There are many routine examples of globalization. These include the stories about outsourced call centers and manufacturers moving to offshore locations. Those stories are for the most part a “bad news” story for US-based recruiting businesses. But what is more difficult to quantify is the “good news” that has gone unnoticed. There is a growing market with profitable opportunities for those ready to test the boundaries of their comfort zone. Recruiting is seeing increased demand for cross-border and international placements. In part this is fed by the new generation of employees. In my close circle of contacts, I have seen a friend marry a UK citizen and move to the UK, a business associate wish his son farewell as he left the US for full-time employment in Australia, and yet another business contact has a daughter recruited to the US from Australia by a European employer. The current generation is more mobile in a global sense just as the baby-boom generation was more mobile than their parents on a national or regional basis. What have you noticed?

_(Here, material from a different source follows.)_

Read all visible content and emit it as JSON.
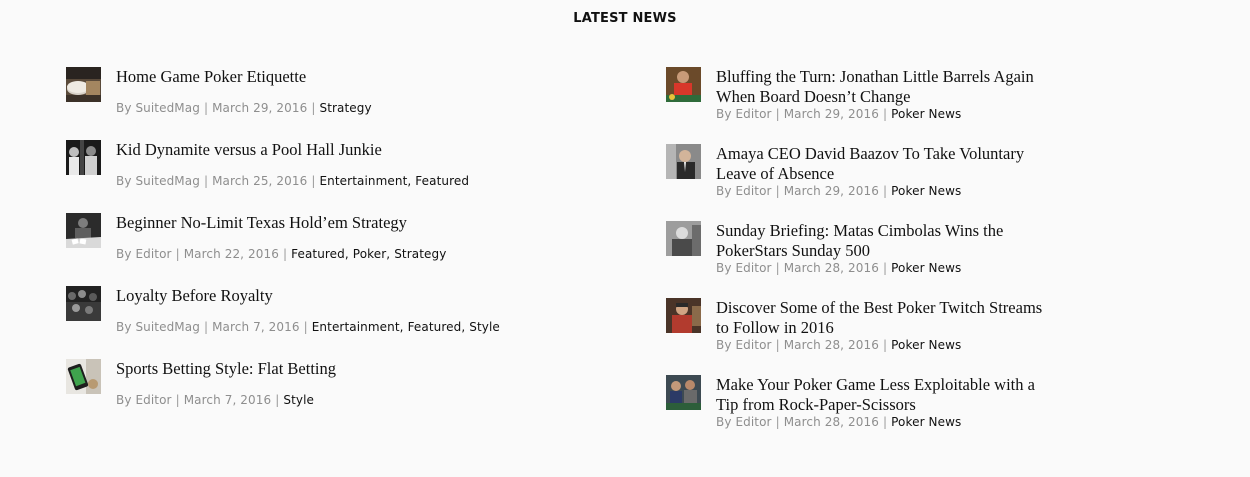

The big recruiting firms have owned this international recruiting segment for years and they worked hard to maintain it for themselves. With the growth of technology and the expanding selection of more cost effective business tools like VoIP telephone solutions, there is nothing to prevent smaller firms from developing their international connections. NPA, the Worldwide Recruiting Network is one way smaller recruiting firms can compete globally. NPA has been facilitating “split-fee” placements for 50 years, but in the last ten years, NPA has been adding members outside of North America at an ever-increasing pace. Now, a third of our members are outside of North America.
The positions sought internationally are changing just as much as the frequency of placement. International placement was once a small and highly specialized field. The primary direction was moving executive talent from the US or UK/Europe to other parts of the world. Today this movement is multidirectional and the flow is about the demand for talent. With raw materials and commodities values increasing to record levels, those that have the experience getting raw materials out of ground, processing materials, distributing commodities will be well compensated to take on a similar challenge in a new location half-way around the world. Likewise, those with unique language and management skills, specialized degrees, or a track record of success in any start-up operation capacity, can write a compensation package that will exceed their expectations.
NPA allows even one-person firms to expand their reach globally to meet client needs. NPA affiliates routinely engage their HR contacts in discussions about global growth strategies. This elevates the member recruiter’s role to a key problem solver in the client’s eyes, while positioning the HR staff as an integral part of the corporate strategy discussion.
In these fast and tumultuous times, diversification is the word in finance. Likewise in the world of recruiting it is good to have options as markets shift from hot to not. Consider staffing and contract if your focus has been exclusively direct placement. If you are focused on one industry exclusively can you weather a downturn in that segment? Diversify into multiple industries. If you always work a deal alone, consider working splits. Half a feefor half the workis a full fee. And if you only work regionally, expand your horizons to the national level. If you work nationally, reach out and grow your international capacity. Go global!